I'll quote liberally:
"According to Mark Dressman, a professor in the department of curriculum and instruction in the College of Education at Illinois, the current group of college students will inherit a workplace where they will need to be prepared for 'significant contact with the rest of the world.'
"To adequately prepare today’s students for tomorrow’s global economy, Dressman favors 'transcultural education,' which he defines as an experience that goes beyond the traditional rite-of-passage trip to western Europe.
“'In addition to developing an identity as someone from a particular city, state or country, transcultural education focuses on getting students to start thinking of themselves as citizens of the world,' he said. 'It’s a relatively new approach that is being applied across a number of fields, including education, nursing and business.'
"Dressman says that transcultural education is an approach to teaching and learning that is 'dialogic and interdisciplinary' in nature. Rather than learn about other cultures from a distance, a transcultural approach moves students and teachers toward learning through direct engagement with a culture’s members and its perspectives.
"Ideally, transcultural education goes beyond traditional course readings and discussions to include students having what Dressman calls 'a fairly profound and authentic experience of another culture, one they can’t get in a course on campus, or even in a study-abroad trip to Europe, and one that requires them to communicate with others as co-equals.'"

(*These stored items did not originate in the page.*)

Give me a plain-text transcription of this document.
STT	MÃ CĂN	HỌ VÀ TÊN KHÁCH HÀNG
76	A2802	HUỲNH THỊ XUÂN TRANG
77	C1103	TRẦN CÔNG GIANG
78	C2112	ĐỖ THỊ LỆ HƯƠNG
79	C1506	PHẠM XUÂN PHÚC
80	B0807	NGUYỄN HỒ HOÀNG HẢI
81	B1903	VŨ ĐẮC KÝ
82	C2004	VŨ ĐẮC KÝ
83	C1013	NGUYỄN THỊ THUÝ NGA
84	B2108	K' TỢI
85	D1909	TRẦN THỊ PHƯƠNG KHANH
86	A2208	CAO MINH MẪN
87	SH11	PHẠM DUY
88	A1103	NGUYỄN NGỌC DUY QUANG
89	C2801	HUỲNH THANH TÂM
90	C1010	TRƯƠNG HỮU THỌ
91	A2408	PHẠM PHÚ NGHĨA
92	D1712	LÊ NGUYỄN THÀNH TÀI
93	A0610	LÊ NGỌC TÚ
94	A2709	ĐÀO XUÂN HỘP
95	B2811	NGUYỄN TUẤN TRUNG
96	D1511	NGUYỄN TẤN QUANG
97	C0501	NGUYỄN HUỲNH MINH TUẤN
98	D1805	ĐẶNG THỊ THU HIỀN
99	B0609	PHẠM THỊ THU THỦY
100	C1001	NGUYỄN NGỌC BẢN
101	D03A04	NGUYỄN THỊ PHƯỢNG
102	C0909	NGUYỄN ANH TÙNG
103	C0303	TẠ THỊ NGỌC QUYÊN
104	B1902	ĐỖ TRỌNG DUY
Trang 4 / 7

Yes. You could say that this is what Spanish departments (and all language programs) have been doing all along. We teach about languages, cultures and cultural products (mostly literary works and films). Our National Standards include"Cultures," emphasizing that students should learn about cultural products, practices and perspectives. At least on our campus, the majority of study-abroad students go to Spanish-speaking programs and many of our majors study abroad.
No. One word from the article struck me as absolutely absent from most Spanish programs that I know: "workplace." I believe that our Spanish programs excel at cultural analysis. (Usually expressed through literary analysis.) But I believe that we fail to explicitly connect those analytical skills to their application in real-world professional settings.
Sure, some programs have a "Business Spanish" class on the books, but it's often seen as the booby prize of teaching assignments. And I realize that bolstering students' critical thinking skills is a very important undertaking. But it's not hard to wrap up an analysis with a work-related application. Other fields are doing it better than us, it seems!
Nursing. Take a look at the standards for cultural competency in their field. I wish Spanish programs were teaching their students to work for social justice, advance culturally-appropriate policies and to empower and advocate the people they work with/for! And look at these case studies used to teach transcultural nursing--we should borrow some of these scenarios for teaching our Spanish students.